The President of Guyana is within his right to prorogue Parliament if a minority has hijacked the House, rendered the majority ineffective, and is about to push through a putsch that will in itself override the elected presidency. None of that has happened. A majority in the House did what the Constitution empowered it to do – hold a vote of no-confidence.
The farce, charade, masquerade, pantomime and mamaguy about this prorogation are that a man and his party that did not win a majority vote in a free national election have de-recognized the 2011 election results. This is what should be at the centre of the protest. The PPP must be made to understand that the election results made it a minority government and a minority government cannot overrule a parliament where the president’s party is in the minority.
One suspects that in the coming days more reaction will be condemnatory, because of Mr. Ramotar’s de-recognition of a legal, legitimate Parliament. And equally egregious is Mr. Ramotar’s consistent explanation as to why he de-mobilized Parliament – to bring the opposition to the dialogue table. He should stop playing that record, because each time he plays it in the same breath he contradicts himself.

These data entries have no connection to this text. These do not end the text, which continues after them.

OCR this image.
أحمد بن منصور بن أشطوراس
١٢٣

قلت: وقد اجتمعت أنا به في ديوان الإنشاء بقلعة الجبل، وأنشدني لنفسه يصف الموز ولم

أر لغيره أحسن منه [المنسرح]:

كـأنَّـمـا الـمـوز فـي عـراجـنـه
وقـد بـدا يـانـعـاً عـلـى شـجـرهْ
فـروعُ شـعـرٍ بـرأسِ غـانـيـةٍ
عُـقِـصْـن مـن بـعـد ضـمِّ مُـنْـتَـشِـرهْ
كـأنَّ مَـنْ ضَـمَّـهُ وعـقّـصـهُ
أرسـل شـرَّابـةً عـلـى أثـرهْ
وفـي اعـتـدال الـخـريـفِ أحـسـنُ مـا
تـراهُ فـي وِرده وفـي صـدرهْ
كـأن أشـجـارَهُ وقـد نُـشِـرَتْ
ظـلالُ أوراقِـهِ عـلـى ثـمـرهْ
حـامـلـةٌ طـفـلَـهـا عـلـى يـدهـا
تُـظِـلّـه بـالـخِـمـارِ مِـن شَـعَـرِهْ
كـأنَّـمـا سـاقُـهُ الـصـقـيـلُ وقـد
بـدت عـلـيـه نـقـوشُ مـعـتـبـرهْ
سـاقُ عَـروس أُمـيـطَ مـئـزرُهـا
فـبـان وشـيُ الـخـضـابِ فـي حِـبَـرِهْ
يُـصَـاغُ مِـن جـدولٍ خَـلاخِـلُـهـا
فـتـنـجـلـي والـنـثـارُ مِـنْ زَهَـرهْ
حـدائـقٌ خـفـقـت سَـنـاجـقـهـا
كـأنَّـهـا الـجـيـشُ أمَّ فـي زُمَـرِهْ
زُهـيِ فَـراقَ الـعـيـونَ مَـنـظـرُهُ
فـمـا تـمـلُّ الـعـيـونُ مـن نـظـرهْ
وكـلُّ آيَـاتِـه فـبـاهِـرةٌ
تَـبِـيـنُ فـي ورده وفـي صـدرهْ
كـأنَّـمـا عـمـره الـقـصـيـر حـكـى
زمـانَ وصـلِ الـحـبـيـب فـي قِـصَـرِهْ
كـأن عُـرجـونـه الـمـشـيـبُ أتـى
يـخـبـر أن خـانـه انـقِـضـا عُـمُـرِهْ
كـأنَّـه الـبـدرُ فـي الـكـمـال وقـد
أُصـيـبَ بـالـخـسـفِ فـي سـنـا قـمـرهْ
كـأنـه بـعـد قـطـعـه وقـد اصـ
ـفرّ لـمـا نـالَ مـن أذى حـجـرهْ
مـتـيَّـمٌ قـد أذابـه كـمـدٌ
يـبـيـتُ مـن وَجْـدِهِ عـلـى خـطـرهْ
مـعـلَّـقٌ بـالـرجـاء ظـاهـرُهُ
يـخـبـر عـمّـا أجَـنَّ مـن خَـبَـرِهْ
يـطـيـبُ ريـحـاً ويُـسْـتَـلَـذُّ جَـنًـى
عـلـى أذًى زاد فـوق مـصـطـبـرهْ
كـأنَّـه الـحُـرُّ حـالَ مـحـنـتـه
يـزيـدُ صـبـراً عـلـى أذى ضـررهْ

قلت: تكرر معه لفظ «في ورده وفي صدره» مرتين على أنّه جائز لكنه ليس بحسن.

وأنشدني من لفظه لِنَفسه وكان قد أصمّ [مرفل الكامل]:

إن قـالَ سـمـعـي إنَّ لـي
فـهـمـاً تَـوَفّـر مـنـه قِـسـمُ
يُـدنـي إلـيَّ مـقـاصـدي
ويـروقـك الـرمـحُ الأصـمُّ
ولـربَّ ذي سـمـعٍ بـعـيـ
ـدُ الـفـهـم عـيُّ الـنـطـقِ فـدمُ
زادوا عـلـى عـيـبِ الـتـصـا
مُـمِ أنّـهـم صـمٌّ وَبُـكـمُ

One cannot count the times over the past week, he said that he tried his best to get the cooperation of the opposition in the many meetings he held with them but they are obstinate. Why then does this man think that in suspending the arena this very opposition says is its stronghold, that it will dissolve their “obduracy?”
It is not only logical but commonsensical, if you are claiming that they are unwilling to compromise and your many dialogues with them were unsuccessful, why should success come now when you have angered them more deeply? Most disturbingly as the days wear on, Mr. Ramotar is going to continue on this contradictory wagon. He is going to continue to embarrass himself by repeating what lacks logic and commonsense.